The Narada changed EVERYTHING.
If we can get "relics" appearing in the past with no futures like TCW operatives, it's possible Kirk Prime is in 1986 San Francisco should Kelvin Kirk stop by to visit.
 
It's unlikely that Daniels still exists in the Kelvin Timeline; So no multiple exchanges with Archer. Archer probably never intervenes in WWII alien Nazis.... Lenin is assassinated, Ghengis Khan time travels to the 24th century. data's head ends up as a decorative element on someone's desk. Picard has hair and is captured by the caretaker, Kirk seduces the borg queen and she separates from the hive and turns it into a democracy.
 
Ghengis Khan time travels to the 24th century.

If Genghis manages to participate in The Savage Curtain, all the better.

My point is that the Narada altered the timeline. Not just significant events, but minor ones as well. its effects would ripple throughout time.

Sounds cool.

Regarding the OP's question, what do you see as the worst canon decision in the history of Trek?
 
It's unlikely that Daniels still exists in the Kelvin Timeline; So no multiple exchanges with Archer. Archer probably never intervenes in WWII alien Nazis.... Lenin is assassinated, Ghengis Khan time travels to the 24th century. data's head ends up as a decorative element on someone's desk. Picard has hair and is captured by the caretaker, Kirk seduces the borg queen and she separates from the hive and turns it into a democracy.

Lol! :lol:

Sisko is bald and goateed from the beginning. Kira joins a monastery and goes on to become Kai. And Janeway is Picard's exec, and upon arriving at the caretaker array, she jumps ship and uses the array to boot the Enterprise home. She then takes over the Kazon, and becomes the Pirate Queen of the Delta Quadrant.
 
Sad but true (cues Metallica). Otherwise Janice would be wanting Kirk to herself not trying to become a captain. Plus the line at end of the episode.

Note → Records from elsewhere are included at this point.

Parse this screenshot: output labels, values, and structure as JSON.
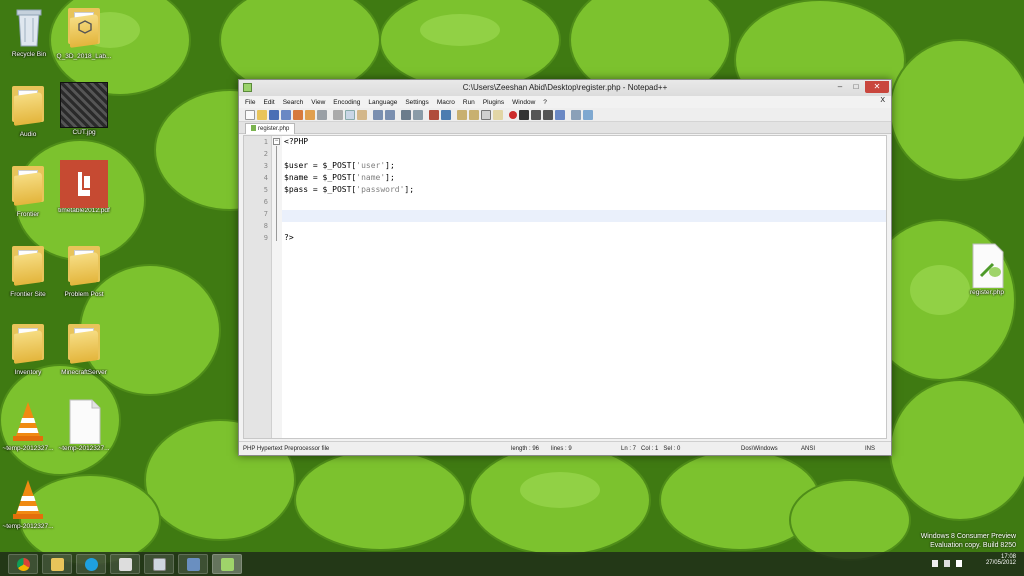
{
  "desktop": {
    "icons": [
      {
        "label": "Recycle Bin"
      },
      {
        "label": "Q_3D_2018_Lab..."
      },
      {
        "label": "Audio"
      },
      {
        "label": "CUT.jpg"
      },
      {
        "label": "Frontier"
      },
      {
        "label": "timetable2012.pdf"
      },
      {
        "label": "Frontier Site"
      },
      {
        "label": "Problem Post"
      },
      {
        "label": "Inventory"
      },
      {
        "label": "MinecraftServer"
      },
      {
        "label": "~temp-2012327..."
      },
      {
        "label": "~temp-2012327..."
      },
      {
        "label": "~temp-2012327..."
      },
      {
        "label": "register.php"
      }
    ]
  },
  "window": {
    "title": "C:\\Users\\Zeeshan Abid\\Desktop\\register.php - Notepad++",
    "min": "–",
    "max": "□",
    "close": "✕"
  },
  "menu": {
    "items": [
      "File",
      "Edit",
      "Search",
      "View",
      "Encoding",
      "Language",
      "Settings",
      "Macro",
      "Run",
      "Plugins",
      "Window",
      "?"
    ],
    "close": "X"
  },
  "tab": {
    "label": "register.php"
  },
  "editor": {
    "line_numbers": [
      "1",
      "2",
      "3",
      "4",
      "5",
      "6",
      "7",
      "8",
      "9"
    ],
    "lines": [
      {
        "code": "<?PHP",
        "var": "",
        "str": "",
        "end": ""
      },
      {
        "code": "",
        "var": "",
        "str": "",
        "end": ""
      },
      {
        "code": "$user = $_POST[",
        "str": "'user'",
        "end": "];"
      },
      {
        "code": "$name = $_POST[",
        "str": "'name'",
        "end": "];"
      },
      {
        "code": "$pass = $_POST[",
        "str": "'password'",
        "end": "];"
      },
      {
        "code": "",
        "str": "",
        "end": ""
      },
      {
        "code": "",
        "str": "",
        "end": ""
      },
      {
        "code": "",
        "str": "",
        "end": ""
      },
      {
        "code": "?>",
        "str": "",
        "end": ""
      }
    ]
  },
  "status": {
    "filetype": "PHP Hypertext Preprocessor file",
    "length": "length : 96",
    "lines": "lines : 9",
    "position": "Ln : 7   Col : 1   Sel : 0",
    "eol": "Dos\\Windows",
    "encoding": "ANSI",
    "mode": "INS"
  },
  "tray": {
    "time": "17:08",
    "date": "27/05/2012"
  },
  "watermark": {
    "line1": "Windows 8 Consumer Preview",
    "line2": "Evaluation copy. Build 8250"
  },
  "colors": {
    "wallpaper": "#5f9e1f",
    "close_button": "#c9463d",
    "current_line": "#eaf0fb"
  }
}
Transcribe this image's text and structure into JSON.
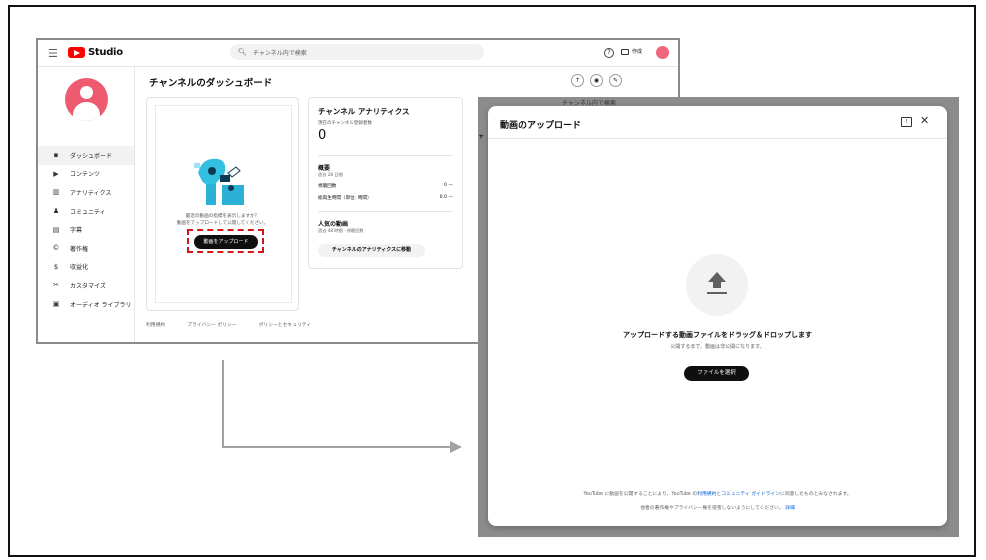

I wonder why Janice seemed a lot less girly in her own body than she does in Kirk's...

Must be a side effect of the transference called "the scenery-chewing effect"...:D
 
I just thought of one.

Introduction of characters who smoke and/or vape.

Consider what Roddenberry went through to push his vision of a future where nobody (or at least nobody in Starfleet) was stupid enough to suck on a burning poisonous plant: Tobacco ads were the number one source of revenue for television. With the exception of maybe some of the better children's series, there wasn't a show on television in which none of the protagonists smoked. Not only was the original sponsor of the original, prime-time version of The Flintstones a tobacco company; there are archived Hanna-Barbera-produced commercials in which Fred and Barney hawked cigarettes with as much fervor as they now pitch chewable vitamins and heavily-sweetened cereals. The Surgeon General issued his first report on smoking, the one that led to the first warning label law, the same year "The Cage" went into pre-production, and that warning label law had been in effect for less than two years when "The Man Trap" first aired. There was as much pushback from NBC over Roddenberry's smoke-free ship as there was over his integrated crew.

To give you an idea of the degree of influence the tobacco companies had over the networks, consider this: Debbie Reynolds (yes, Debbie Reynolds as in Singing in the Rain, as in Carrie Fisher's mother), who was an anti-smoking activist, had it written into the contract for The Debbie Reynolds Show that tobacco ads were not to appear with it. The networks violated that clause of the contract, at the behest of the tobacco companies, and Reynolds (who owned the show outright) found that she had no recourse but to cancel the show hereself (which she did).

This wasn't even remotely like Roddenberry going along with network standards on foul language. This was something Roddenberry wanted (and it shows, because the "no smoking" signs in TWOK only appeared in the simulator scenes, and I've heard that he personally ordered them removed before shooting began on scenes taking place on the actual bridge).

And now WTF? Rios smokes cigars? I seem to recall seeing Raffi vaping, too.
 
TNG compromised with synthohol, I'm sure the showrunners of PICARD could invent a substitute for tobacco and nicotine.